On Foot: Abu Dhabi is not a walkable city and it's designed for driving. With most attractions away from the city center (like Yas Island and the Sheikh Zayed Grand Mosque), it's impossible to get around without a car hire, taxi or a Big Bus ticket. However, if you're downtown, you can walk to explore the towering skyscrapers and shops that are clustered in the center.
By Bus: Always parked outside of the Zayed cruise terminal is the Big Bus, an international brand that is known the world over for transporting passengers around cities. The price is reasonable and will take you to and from some of Abu Dhabi's most popular landmarks, like the Sheikh Zayed Mosque, through Yas Island or around the downtown area. It's a little touristy, but riding on the upper level will give you epic views of the city as you drive around (make sure you bring your camera!) Plus, you can choose from two routes -- the city route or the one that takes you around Yas Island.
By Taxi: Taxis tend to be inexpensive and you can find them almost everywhere in Abu Dhabi, especially around the major landmarks.
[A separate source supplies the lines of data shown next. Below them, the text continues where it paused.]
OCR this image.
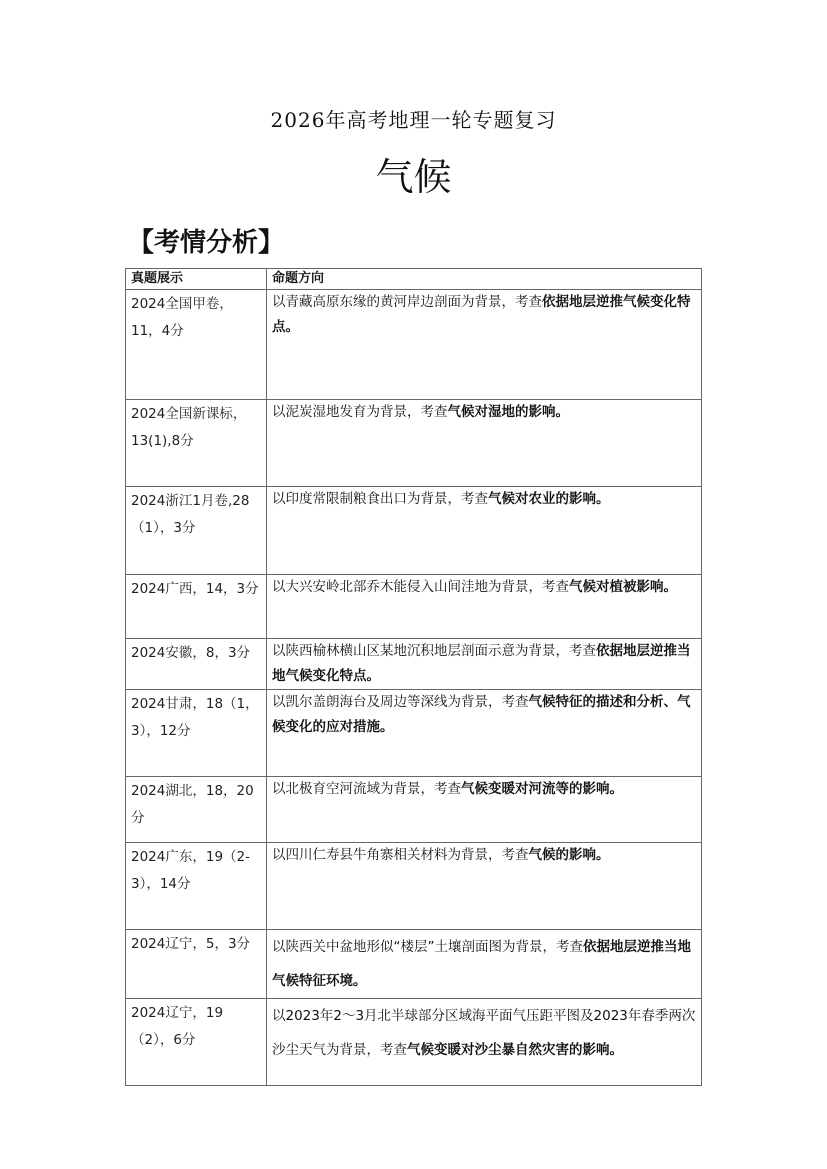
2026年高考地理一轮专题复习
气候
【考情分析】
真题展示	命题方向
2024全国甲卷，11，4分	以青藏高原东缘的黄河岸边剖面为背景，考查依据地层逆推气候变化特点。
2024全国新课标，13(1),8分	以泥炭湿地发育为背景，考查气候对湿地的影响。
2024浙江1月卷,28（1），3分	以印度常限制粮食出口为背景，考查气候对农业的影响。
2024广西，14，3分	以大兴安岭北部乔木能侵入山间洼地为背景，考查气候对植被影响。
2024安徽，8，3分	以陕西榆林横山区某地沉积地层剖面示意为背景，考查依据地层逆推当地气候变化特点。
2024甘肃，18（1，3），12分	以凯尔盖朗海台及周边等深线为背景，考查气候特征的描述和分析、气候变化的应对措施。
2024湖北，18，20分	以北极育空河流域为背景，考查气候变暖对河流等的影响。
2024广东，19（2-3），14分	以四川仁寿县牛角寨相关材料为背景，考查气候的影响。
2024辽宁，5，3分	以陕西关中盆地形似“楼层”土壤剖面图为背景，考查依据地层逆推当地气候特征环境。
2024辽宁，19（2），6分	以2023年2～3月北半球部分区域海平面气压距平图及2023年春季两次沙尘天气为背景，考查气候变暖对沙尘暴自然灾害的影响。
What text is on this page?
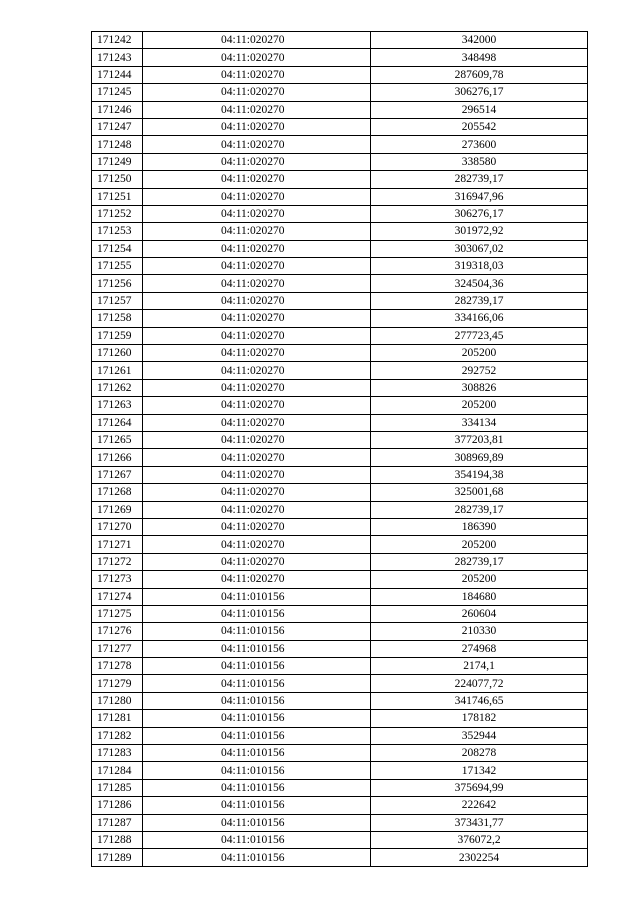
171242	04:11:020270	342000
171243	04:11:020270	348498
171244	04:11:020270	287609,78
171245	04:11:020270	306276,17
171246	04:11:020270	296514
171247	04:11:020270	205542
171248	04:11:020270	273600
171249	04:11:020270	338580
171250	04:11:020270	282739,17
171251	04:11:020270	316947,96
171252	04:11:020270	306276,17
171253	04:11:020270	301972,92
171254	04:11:020270	303067,02
171255	04:11:020270	319318,03
171256	04:11:020270	324504,36
171257	04:11:020270	282739,17
171258	04:11:020270	334166,06
171259	04:11:020270	277723,45
171260	04:11:020270	205200
171261	04:11:020270	292752
171262	04:11:020270	308826
171263	04:11:020270	205200
171264	04:11:020270	334134
171265	04:11:020270	377203,81
171266	04:11:020270	308969,89
171267	04:11:020270	354194,38
171268	04:11:020270	325001,68
171269	04:11:020270	282739,17
171270	04:11:020270	186390
171271	04:11:020270	205200
171272	04:11:020270	282739,17
171273	04:11:020270	205200
171274	04:11:010156	184680
171275	04:11:010156	260604
171276	04:11:010156	210330
171277	04:11:010156	274968
171278	04:11:010156	2174,1
171279	04:11:010156	224077,72
171280	04:11:010156	341746,65
171281	04:11:010156	178182
171282	04:11:010156	352944
171283	04:11:010156	208278
171284	04:11:010156	171342
171285	04:11:010156	375694,99
171286	04:11:010156	222642
171287	04:11:010156	373431,77
171288	04:11:010156	376072,2
171289	04:11:010156	2302254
If you don't have time to wait on the Big Bus, taxis are often waiting outside of the port to take you to and from the city's biggest landmarks. With vast distances between some landmarks, be wary of costs escalating, though, and always get into a cab with a clear approximation of how much the ride will cost you. Also, only get into registered taxis (you'll see their license, photo and a number to call on the back of their seats).
Currency & Best Way to Get Money?
Abu Dhabi and Dubai use the same currency -- the dirham. Whether in the terminal or around town, there are ample banks and ATMs that can exchange foreign currency into dirhams, or can dispense the local currency. For up-to-date currency exchange rates, check www.xe.com.
Like all of the Middle East, the primary language of Abu Dhabi is Arabic. However, because the city is so multicultural and has a huge expat community, nearly everyone -- from taxi drivers to restaurant owners to shop purveyors ---speaks at least basic English. In addition, almost every single tour operator will provide English speakers with an English guide.